Suspect in baby Sophia abduction speaks out

Yesenia Sesmas (Courtesy: Dallas County Sheriff’s Department)
Yesenia Sesmas (Courtesy: Dallas County Sheriff’s Department)

WICHITA, Kan. (KSNW) – Yesenia Sesmas was arrested Saturday in Dallas accused of killing Laura Abarca-Nogueda and kidnapping her week old baby.

Sesmas told a reporter in Dallas, in an interview she did while in jail, that she has been living in the U.S. for more than 18 years but is undocumented and has known Abarca for nearly 10 years.

According to Sesmas, she and Abarca made a pact last August.

“I said I had already lost a baby, and she said she’d give me the girl,” said Sesmas.

Last Thursday, a week after Sophia was born, Sesmas says she went to pick up the child, but Abarca retracted her part of deal, wanting to keep her baby.

Sesmas says she was not going to accept this outcome and decided to threaten Abarca.

“I just wanted to threaten her with the gun but the gun went off,” said Sesmas. She said it was an accident that she shot Abarca but then took the baby to Dallas.

When asked what she planned to do with the baby, she said she planned to keep Sophia like she was her own daughter.

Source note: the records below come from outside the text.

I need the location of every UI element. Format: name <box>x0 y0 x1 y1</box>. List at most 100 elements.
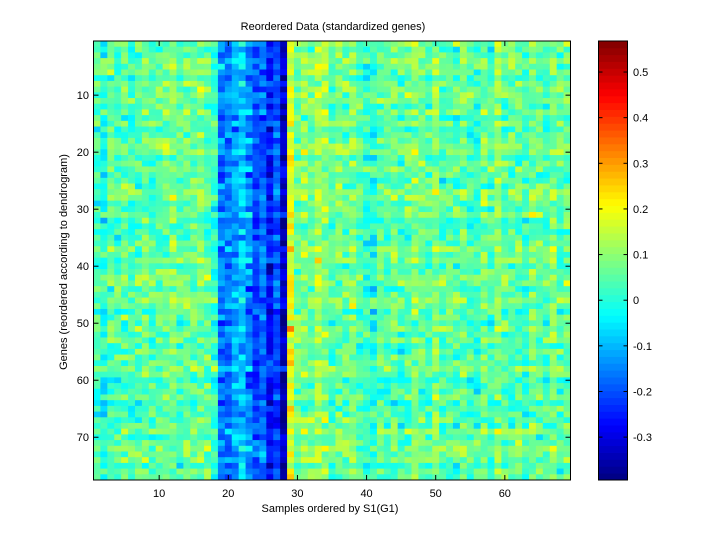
heatmap-cell <box>425 286 433 293</box>
heatmap-cell <box>300 109 309 116</box>
heatmap-cell <box>148 172 157 179</box>
heatmap-cell <box>349 371 357 378</box>
heatmap-cell <box>432 200 440 207</box>
heatmap-cell <box>107 109 115 116</box>
heatmap-cell <box>266 269 274 276</box>
heatmap-cell <box>425 440 433 447</box>
heatmap-cell <box>211 314 219 321</box>
heatmap-cell <box>155 451 164 458</box>
heatmap-cell <box>141 269 150 276</box>
heatmap-cell <box>307 445 316 452</box>
heatmap-cell <box>432 383 440 390</box>
heatmap-cell <box>321 137 329 145</box>
heatmap-cell <box>176 377 184 384</box>
heatmap-cell <box>404 377 412 384</box>
heatmap-cell <box>480 269 488 276</box>
heatmap-cell <box>473 98 482 105</box>
heatmap-cell <box>134 360 143 367</box>
heatmap-cell <box>466 120 475 127</box>
heatmap-cell <box>390 58 399 65</box>
heatmap-cell <box>411 69 419 76</box>
heatmap-cell <box>245 132 253 139</box>
heatmap-cell <box>204 52 212 59</box>
heatmap-cell <box>245 462 253 469</box>
heatmap-cell <box>473 155 482 162</box>
heatmap-cell <box>459 457 468 464</box>
heatmap-cell <box>266 223 274 230</box>
heatmap-cell <box>356 417 364 424</box>
heatmap-cell <box>169 388 177 395</box>
heatmap-cell <box>349 246 357 253</box>
heatmap-cell <box>300 160 309 167</box>
heatmap-cell <box>529 428 537 435</box>
heatmap-cell <box>121 80 129 88</box>
heatmap-cell <box>452 451 461 458</box>
heatmap-cell <box>376 462 385 469</box>
heatmap-cell <box>245 257 253 264</box>
heatmap-cell <box>204 440 212 447</box>
heatmap-cell <box>404 149 412 156</box>
heatmap-cell <box>459 320 468 327</box>
heatmap-cell <box>107 297 115 304</box>
heatmap-cell <box>176 115 184 122</box>
heatmap-cell <box>529 212 537 219</box>
heatmap-cell <box>217 377 226 384</box>
heatmap-cell <box>501 46 509 53</box>
heatmap-cell <box>307 63 316 70</box>
heatmap-cell <box>252 41 260 48</box>
heatmap-cell <box>259 257 267 264</box>
heatmap-cell <box>522 166 530 173</box>
heatmap-cell <box>252 75 260 82</box>
heatmap-cell <box>529 417 537 424</box>
heatmap-cell <box>273 166 281 173</box>
heatmap-cell <box>300 149 309 156</box>
heatmap-cell <box>404 183 412 190</box>
heatmap-cell <box>128 388 136 395</box>
heatmap-cell <box>376 326 385 333</box>
heatmap-cell <box>522 354 530 361</box>
heatmap-cell <box>397 103 405 110</box>
heatmap-cell <box>231 246 240 253</box>
heatmap-cell <box>114 234 122 241</box>
heatmap-cell <box>273 411 281 418</box>
heatmap-cell <box>273 183 281 190</box>
heatmap-cell <box>197 132 205 139</box>
heatmap-cell <box>245 149 253 156</box>
heatmap-cell <box>93 394 101 401</box>
heatmap-cell <box>473 234 482 241</box>
heatmap-cell <box>300 143 309 150</box>
heatmap-cell <box>411 212 419 219</box>
heatmap-cell <box>439 251 447 259</box>
heatmap-cell <box>273 229 281 236</box>
heatmap-cell <box>466 303 475 310</box>
heatmap-cell <box>141 200 150 207</box>
heatmap-cell <box>494 388 502 395</box>
heatmap-cell <box>128 411 136 418</box>
heatmap-cell <box>480 388 488 395</box>
heatmap-cell <box>197 308 205 316</box>
heatmap-cell <box>224 149 233 156</box>
heatmap-cell <box>397 326 405 333</box>
heatmap-cell <box>300 46 309 53</box>
heatmap-cell <box>141 137 150 145</box>
heatmap-cell <box>446 303 454 310</box>
heatmap-cell <box>508 206 516 213</box>
heatmap-cell <box>259 69 267 76</box>
heatmap-cell <box>134 354 143 361</box>
heatmap-cell <box>134 400 143 407</box>
heatmap-cell <box>300 98 309 105</box>
heatmap-cell <box>432 69 440 76</box>
heatmap-cell <box>155 75 164 82</box>
heatmap-cell <box>273 269 281 276</box>
heatmap-cell <box>231 155 240 162</box>
heatmap-cell <box>335 422 343 430</box>
heatmap-cell <box>480 69 488 76</box>
heatmap-cell <box>238 445 246 452</box>
heatmap-cell <box>176 343 184 350</box>
heatmap-cell <box>280 400 288 407</box>
heatmap-cell <box>370 149 378 156</box>
heatmap-cell <box>100 417 108 424</box>
heatmap-cell <box>217 194 226 202</box>
heatmap-cell <box>197 212 205 219</box>
heatmap-cell <box>300 58 309 65</box>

“I’m guilty because of what I did, but I didn’t mean to,” said Sesmas.

Sesmas told the Dallas reporter that last July, she was detained because a woman accused her of kidnapping and assault, but she claims she was let go because of a lack of evidence.

The Wichita Police department confirms that Sesmas was arrested on suspicion of aggravated battery and aggravated kidnapping. She bonded out of jail one day after being arrested.

The WPD tells KSN they presented the case to the District Attorney. The District Attorney’s office says that because Sesmas has not made a first appearance in the case, the case is sealed to the public. The office will not confirm whether or not Sesmas has been charged in the July case.

Sesmas, who says she acted alone, will be extradited back to Wichita to face charges in Laura Abarca-Nogueda’s murder. The District Attorney charged Sesmas, but will not reveal what charges are in the case, until she makes her first appearance before a judge. It could take up to 90 days for the extradition to be processed.